En la página web de esta fundación pueden consultarse los resultados de las encuestas tomadas en 2014 en cuatro países, en las que se les pregunta a los encuestados si estarían dispuestos a pagar más dinero por los productos de cuatro rubros (comida, té y café, indumentaria y accesorios, y electrónicos) si se les garantizara que han sido fabricados sin trabajo esclavo. En el Reino Unido, entre el 52 % y el 58 % de los encuestados aseguran que estarían dispuestos a pagar un 10 % más por los productos libres de trabajo esclavo, en Estados Unidos, entre el 46 % y 48 %, en Brasil, el 78 % y en India, el 54 %. La encuesta indaga además sobre la posibilidad de que los Gobiernos otorguen algún tipo de certificación que alerte a los consumidores sobre el modo en que han sido elaborados los productos y también perfila las implicancias de los resultados obtenidos, aunque personalmente no me parece que las cifras describan las diferencias sustanciales de la problemática que naturalmente tendrían que surgir de países con realidades sociales y económicas tan diferentes.

Por otra parte, se calcula que un cuarto de los 35,8 millones de personas esclavizadas en el mundo son niños, a los que, entre otros muchas formas de abuso, se obliga a intervenir en conflictos armados o se entrega en esta siniestra forma de solidaridad familiar en la que a menudo, con la excusa de que deben realizar tareas domésticas a cambio de educación, son privados de comida y de buen descanso, y son sometidos a actividades que estarían prohibidas para chicos chiquitos, como manipular aceite caliente, cuchillos o limpiar baños, por ejemplo.

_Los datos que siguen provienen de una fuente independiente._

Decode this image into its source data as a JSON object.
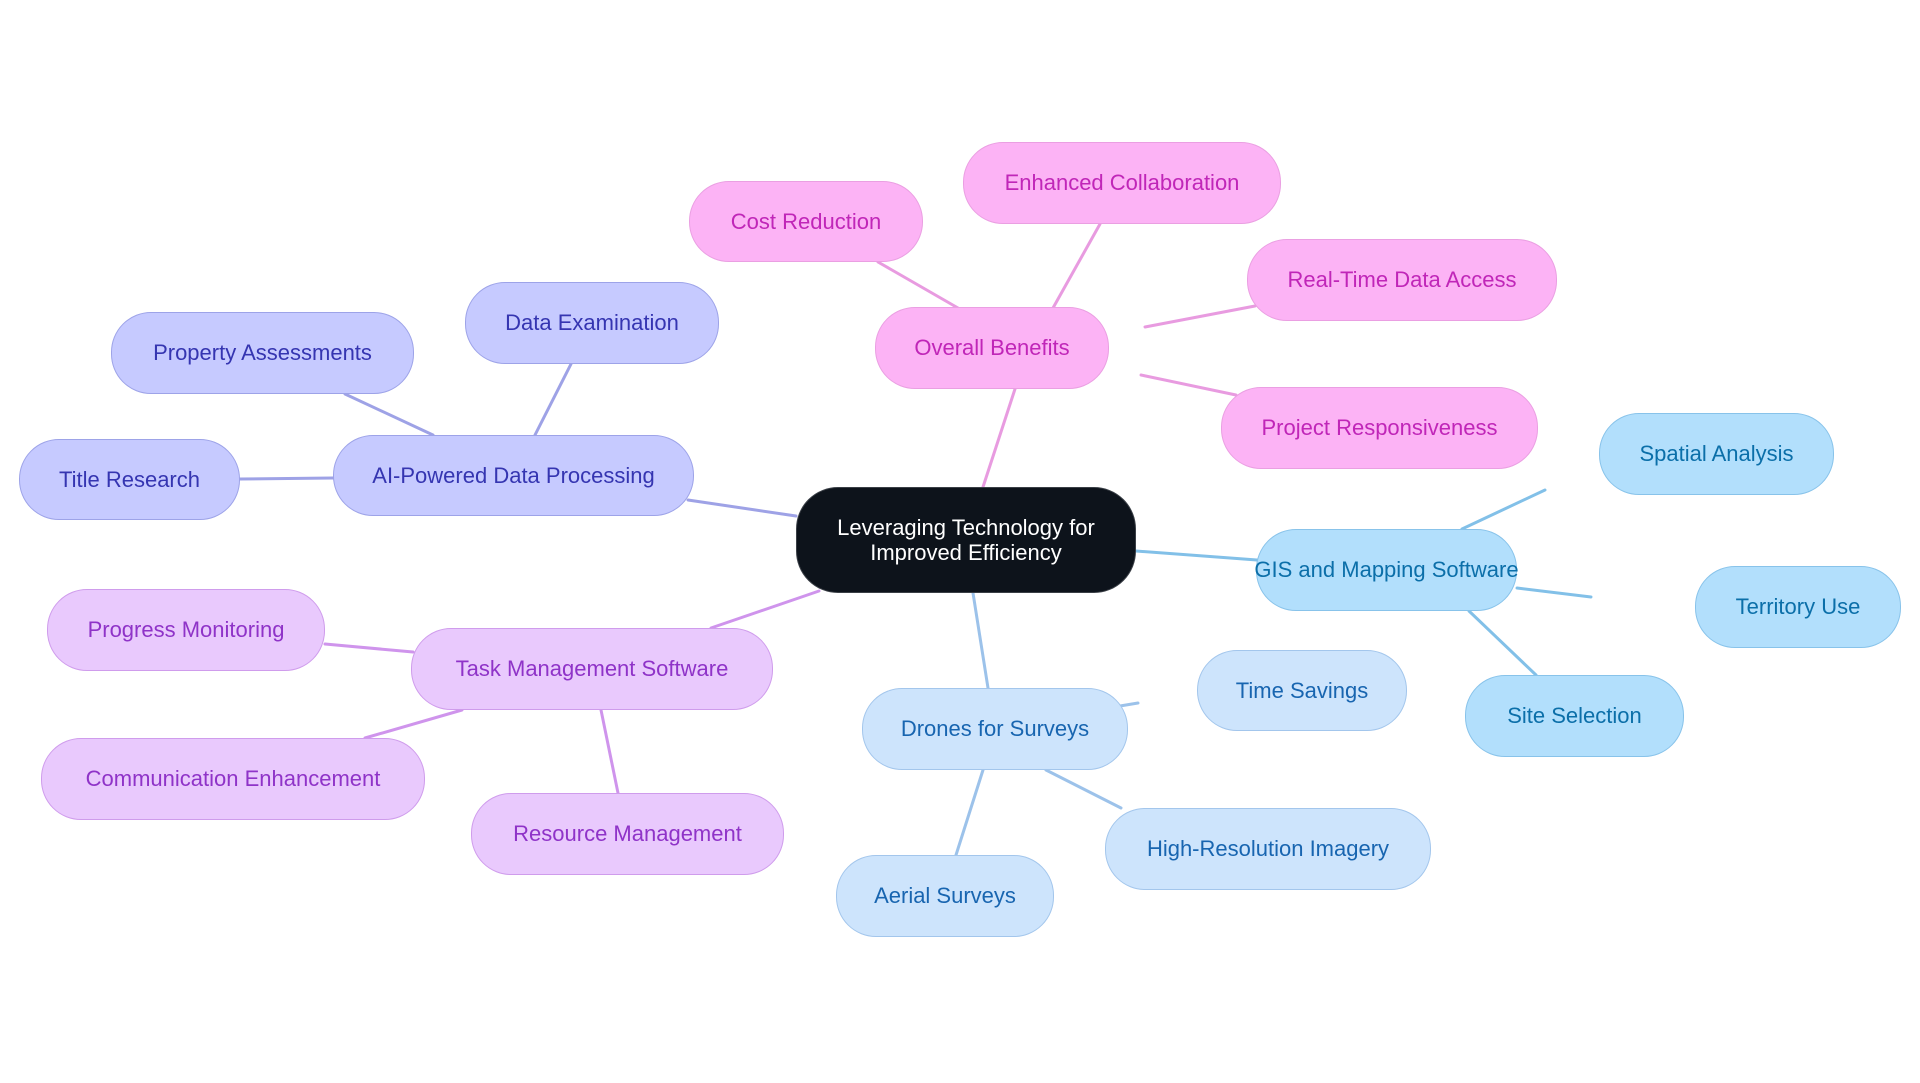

Pero hay algo más en todo este aterrador panorama que me resulta curioso y es el modo en que la lengua hace gala de toda su capacidad eufemística para nombrar de diferente modo, según el país, la misma y deplorable práctica de abuso infantil. Así, en Perú los llaman “ahijaditos”; en Paraguay, “criaditos” y en Haití, “restavek”. Esta última palabra es una contracción del francés -lengua oficial de Haití junto con el creol, mezcla de francés, lenguas africanas y vocabulario español- rester avec ‘quedarse con’, exactamente lo contrario del deseo de estos niños, que suelen escaparse de sus familias de acogida en la adolescencia para caer, sobre todo en el caso de las niñas, en la prostitución. Es obvio que como hay una imposibilidad social y moral, un verdadero tabú que impide hablar de “esclavitud”, “abuso”, o “sometimiento” infantil, es necesario enmascarar esta realidad, manipularla para que parezca otra cosa y así mitigar su impacto negativo, de allí que en español se nombre a los niños esclavos como “ahijaditos” o “criaditos”. Bien lejos están estos pobres chicos de ser ahijados o bien criados, lo que se pone de manifiesto en el uso del diminutivo, que antes que expresar cariño -como sería lógico para el caso de cualquier palabra no tabú- redobla el sentido negativo de ambas expresiones. Es el mismo recurso que con magistral talento utiliza Guillermo Saccomanno en la novela Cámara Gesell, que llama “los abusaditos” a los niños que han sido abusados en un jardín de infantes de la ciudad de Villa Gesell.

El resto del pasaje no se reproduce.